The fact that feeding the hungry and destitute is the fastest growing part of Scotland's voluntary sector gives the lie to Coalition claims about fairness.

For, as Olivier de Schutter, UN rapporteur on the right to food, puts it: "Access to food is the perfect bellwether for broader social inequalities."

In 2004 the Trussell Trust, a Christian charity, operated just one UK food bank. Today there are more than 300. In Scotland there are 15, with another 15 opening soon. The numbers receiving emergency food from the charity have increased from less than 6000 to more than 14,000 in a single year. And, though it is the best known, the trust is only part of a much wider network of charitable help given on an informal basis by church and voluntary groups to the growing numbers who find themselves unable to afford to buy food.

Clearly this situation is politically embarrassing for the Westminster Government. It does not suit their narrative, with its vocabulary of "skivers and strivers", especially when so many of those using food banks are low-paid workers facing cuts in their top-up benefits. They have been called "the purest form of the Big Society" but it is unlikely that David Cameron had food banks in mind when he floated the concept three years ago.

Since then they have become a privately funded safety net that is required to compensate for the state's torn safety net of what used to be called "social security".

It is telling that 29% of the Trussell Trust's Scottish clients have been caught short by delays in their benefits and another 15% have been hit by benefit changes. There is worse to come as changes such as the bedroom tax kick in and as prices continue to rise faster than pay and benefits.

Charities such as the Trussell Trust play a vital role in crisis management. The risk is that they become a de facto substitute for state help, replacing rights and entitlements by charity. Soup kitchens that sprung up in the 1980s in the US to deal with what was seen then as a short-term need have ended up becoming a permanent feature as the welfare system shrivels. In the UK already some councils are offering funding to their local food banks. It is important that they are not allowed to morph into a branch of the welfare state and that, while condemning the conditions that have made them necessary, politicians and commentators do not stigmatise those who have the misfortune to rely on them.
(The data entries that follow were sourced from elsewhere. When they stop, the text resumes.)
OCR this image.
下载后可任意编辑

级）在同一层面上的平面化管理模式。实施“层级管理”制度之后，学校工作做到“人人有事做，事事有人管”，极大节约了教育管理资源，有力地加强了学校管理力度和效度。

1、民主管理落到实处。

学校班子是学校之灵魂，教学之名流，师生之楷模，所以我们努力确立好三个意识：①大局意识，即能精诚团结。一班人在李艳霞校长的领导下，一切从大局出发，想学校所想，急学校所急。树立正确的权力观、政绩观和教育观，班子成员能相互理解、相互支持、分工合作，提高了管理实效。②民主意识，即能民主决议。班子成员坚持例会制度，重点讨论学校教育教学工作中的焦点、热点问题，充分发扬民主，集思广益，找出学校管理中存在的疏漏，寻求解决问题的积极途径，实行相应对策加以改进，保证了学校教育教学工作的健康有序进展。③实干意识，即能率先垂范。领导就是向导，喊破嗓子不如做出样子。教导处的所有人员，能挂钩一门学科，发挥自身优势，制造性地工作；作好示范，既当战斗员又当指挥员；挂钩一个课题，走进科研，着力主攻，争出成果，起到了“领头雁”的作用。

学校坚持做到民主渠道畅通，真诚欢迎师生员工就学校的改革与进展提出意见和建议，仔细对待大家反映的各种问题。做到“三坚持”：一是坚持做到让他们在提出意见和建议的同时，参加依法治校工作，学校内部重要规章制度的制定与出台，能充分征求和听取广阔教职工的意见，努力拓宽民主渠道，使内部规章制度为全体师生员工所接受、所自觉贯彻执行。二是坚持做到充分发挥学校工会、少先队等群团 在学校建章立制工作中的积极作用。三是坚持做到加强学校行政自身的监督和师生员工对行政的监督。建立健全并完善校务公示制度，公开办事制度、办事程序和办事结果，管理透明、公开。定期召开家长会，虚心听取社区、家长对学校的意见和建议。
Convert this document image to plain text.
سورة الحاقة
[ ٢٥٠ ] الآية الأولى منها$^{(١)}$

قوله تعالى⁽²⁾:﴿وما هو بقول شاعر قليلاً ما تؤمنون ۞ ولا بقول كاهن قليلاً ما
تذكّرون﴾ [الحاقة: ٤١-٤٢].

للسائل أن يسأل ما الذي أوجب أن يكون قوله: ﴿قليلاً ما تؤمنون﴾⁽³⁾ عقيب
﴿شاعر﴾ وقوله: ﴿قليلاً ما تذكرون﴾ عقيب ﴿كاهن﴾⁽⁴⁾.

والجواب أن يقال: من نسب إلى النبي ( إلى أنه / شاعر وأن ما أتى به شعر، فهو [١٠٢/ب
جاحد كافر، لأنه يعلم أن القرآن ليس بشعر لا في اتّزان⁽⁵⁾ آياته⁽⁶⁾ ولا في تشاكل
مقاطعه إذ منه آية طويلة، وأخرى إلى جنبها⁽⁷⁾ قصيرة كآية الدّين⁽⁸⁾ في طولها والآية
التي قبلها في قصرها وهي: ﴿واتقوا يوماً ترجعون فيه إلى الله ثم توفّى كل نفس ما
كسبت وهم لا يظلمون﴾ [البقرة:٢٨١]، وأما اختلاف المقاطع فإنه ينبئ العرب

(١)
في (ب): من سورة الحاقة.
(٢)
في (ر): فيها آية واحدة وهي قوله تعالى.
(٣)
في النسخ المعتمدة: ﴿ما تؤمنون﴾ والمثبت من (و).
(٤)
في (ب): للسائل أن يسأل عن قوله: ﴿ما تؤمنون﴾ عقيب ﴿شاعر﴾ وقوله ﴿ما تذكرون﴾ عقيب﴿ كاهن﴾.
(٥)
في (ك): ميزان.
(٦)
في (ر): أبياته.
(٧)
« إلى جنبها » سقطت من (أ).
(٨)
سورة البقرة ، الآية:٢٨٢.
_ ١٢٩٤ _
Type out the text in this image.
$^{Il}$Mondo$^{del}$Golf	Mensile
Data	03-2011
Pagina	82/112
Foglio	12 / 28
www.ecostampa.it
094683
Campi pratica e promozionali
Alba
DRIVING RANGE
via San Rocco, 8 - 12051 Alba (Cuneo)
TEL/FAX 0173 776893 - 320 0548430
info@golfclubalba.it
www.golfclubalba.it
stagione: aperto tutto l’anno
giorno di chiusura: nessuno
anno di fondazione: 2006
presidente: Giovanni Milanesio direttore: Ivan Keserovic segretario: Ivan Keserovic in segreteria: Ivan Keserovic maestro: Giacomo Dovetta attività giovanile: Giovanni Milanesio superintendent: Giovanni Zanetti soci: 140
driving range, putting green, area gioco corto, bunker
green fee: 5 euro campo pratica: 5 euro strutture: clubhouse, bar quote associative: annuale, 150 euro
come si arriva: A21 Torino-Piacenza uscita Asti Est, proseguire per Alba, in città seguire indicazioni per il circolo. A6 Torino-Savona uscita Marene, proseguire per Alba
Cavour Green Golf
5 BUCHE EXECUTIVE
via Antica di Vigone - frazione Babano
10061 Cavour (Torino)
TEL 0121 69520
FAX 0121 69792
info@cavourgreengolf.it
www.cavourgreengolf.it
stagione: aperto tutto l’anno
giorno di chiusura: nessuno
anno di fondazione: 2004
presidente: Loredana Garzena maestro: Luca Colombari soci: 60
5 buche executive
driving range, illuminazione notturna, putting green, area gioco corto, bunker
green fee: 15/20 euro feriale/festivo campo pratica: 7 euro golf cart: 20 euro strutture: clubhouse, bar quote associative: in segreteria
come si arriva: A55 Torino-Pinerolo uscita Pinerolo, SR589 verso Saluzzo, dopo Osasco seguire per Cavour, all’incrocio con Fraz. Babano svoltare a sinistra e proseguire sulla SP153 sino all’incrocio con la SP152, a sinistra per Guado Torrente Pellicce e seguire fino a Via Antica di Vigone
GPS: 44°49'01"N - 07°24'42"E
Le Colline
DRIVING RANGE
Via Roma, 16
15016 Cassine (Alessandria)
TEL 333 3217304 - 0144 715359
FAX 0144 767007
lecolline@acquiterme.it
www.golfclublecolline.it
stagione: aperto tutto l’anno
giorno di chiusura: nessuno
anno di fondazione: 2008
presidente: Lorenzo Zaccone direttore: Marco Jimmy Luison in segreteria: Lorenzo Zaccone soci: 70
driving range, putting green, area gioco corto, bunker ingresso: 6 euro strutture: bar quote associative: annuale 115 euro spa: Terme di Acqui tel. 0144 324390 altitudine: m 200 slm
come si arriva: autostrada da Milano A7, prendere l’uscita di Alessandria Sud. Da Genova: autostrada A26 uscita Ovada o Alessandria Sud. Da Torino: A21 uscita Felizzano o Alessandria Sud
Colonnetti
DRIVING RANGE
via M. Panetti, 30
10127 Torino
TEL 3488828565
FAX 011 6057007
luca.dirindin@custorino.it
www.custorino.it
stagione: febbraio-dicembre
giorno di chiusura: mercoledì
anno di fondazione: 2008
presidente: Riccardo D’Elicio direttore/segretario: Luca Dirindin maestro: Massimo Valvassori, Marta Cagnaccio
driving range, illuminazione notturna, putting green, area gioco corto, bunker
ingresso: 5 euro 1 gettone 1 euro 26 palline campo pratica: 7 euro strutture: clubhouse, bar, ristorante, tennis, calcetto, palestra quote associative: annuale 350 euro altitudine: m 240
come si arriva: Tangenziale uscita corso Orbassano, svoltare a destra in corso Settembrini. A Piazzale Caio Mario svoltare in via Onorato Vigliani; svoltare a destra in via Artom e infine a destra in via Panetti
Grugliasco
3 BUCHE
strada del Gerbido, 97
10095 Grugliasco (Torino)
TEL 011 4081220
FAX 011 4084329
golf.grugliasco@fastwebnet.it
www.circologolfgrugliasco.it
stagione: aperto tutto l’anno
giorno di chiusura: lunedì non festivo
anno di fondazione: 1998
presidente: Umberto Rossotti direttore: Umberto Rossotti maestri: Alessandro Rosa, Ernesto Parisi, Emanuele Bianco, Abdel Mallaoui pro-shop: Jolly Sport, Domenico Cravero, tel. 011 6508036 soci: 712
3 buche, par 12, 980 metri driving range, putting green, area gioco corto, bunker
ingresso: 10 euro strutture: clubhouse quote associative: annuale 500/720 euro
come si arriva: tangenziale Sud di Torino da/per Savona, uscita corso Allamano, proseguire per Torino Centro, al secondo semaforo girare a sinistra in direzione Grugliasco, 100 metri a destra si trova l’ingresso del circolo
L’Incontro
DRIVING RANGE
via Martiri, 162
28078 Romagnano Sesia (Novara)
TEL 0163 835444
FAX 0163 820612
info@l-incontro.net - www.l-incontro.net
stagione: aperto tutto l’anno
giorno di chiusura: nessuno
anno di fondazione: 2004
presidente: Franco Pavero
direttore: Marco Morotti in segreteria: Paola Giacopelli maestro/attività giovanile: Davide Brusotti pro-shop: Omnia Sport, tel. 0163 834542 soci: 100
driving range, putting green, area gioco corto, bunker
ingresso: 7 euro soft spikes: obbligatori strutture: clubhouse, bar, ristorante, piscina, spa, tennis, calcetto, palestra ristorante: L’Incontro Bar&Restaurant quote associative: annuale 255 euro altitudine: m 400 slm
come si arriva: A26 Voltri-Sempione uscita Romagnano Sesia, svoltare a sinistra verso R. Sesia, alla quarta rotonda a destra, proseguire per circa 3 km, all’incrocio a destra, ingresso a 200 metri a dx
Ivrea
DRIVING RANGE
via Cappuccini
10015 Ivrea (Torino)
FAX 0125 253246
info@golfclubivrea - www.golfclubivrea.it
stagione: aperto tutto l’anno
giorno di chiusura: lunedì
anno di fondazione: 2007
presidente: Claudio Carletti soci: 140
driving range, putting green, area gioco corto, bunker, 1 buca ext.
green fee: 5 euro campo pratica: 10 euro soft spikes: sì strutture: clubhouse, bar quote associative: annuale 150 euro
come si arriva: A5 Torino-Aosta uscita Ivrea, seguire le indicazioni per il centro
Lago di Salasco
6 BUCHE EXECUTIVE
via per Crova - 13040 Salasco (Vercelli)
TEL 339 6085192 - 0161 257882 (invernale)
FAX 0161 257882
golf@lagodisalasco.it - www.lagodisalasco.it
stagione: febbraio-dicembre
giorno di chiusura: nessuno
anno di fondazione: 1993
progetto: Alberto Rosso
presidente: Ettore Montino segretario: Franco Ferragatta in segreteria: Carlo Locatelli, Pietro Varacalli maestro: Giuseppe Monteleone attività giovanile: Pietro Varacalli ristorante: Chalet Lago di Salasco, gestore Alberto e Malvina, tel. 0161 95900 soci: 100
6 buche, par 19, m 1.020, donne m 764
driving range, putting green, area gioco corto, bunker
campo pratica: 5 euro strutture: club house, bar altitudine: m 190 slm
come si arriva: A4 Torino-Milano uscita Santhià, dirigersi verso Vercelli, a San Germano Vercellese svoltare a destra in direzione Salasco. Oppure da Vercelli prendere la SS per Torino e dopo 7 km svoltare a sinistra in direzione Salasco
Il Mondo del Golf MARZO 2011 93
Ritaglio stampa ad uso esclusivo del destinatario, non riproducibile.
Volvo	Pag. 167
In a labour market where many of the poorest are constantly moving in and out of low-paid insecure employment, more needs to be done to get state help where and when it is needed. There are doubts that Universal Credit will live up to its billing on this. It must not be rolled out until it can be shown to work. More generally, in a country where millions enjoy the luxury of hyperconsumption, state benefits and the minimum wage should be set at levels that enable everyone to put food on their table. It is wrong that in what remains one of the richest countries in the world so many people have to rely for their basic needs on the kindness of strangers.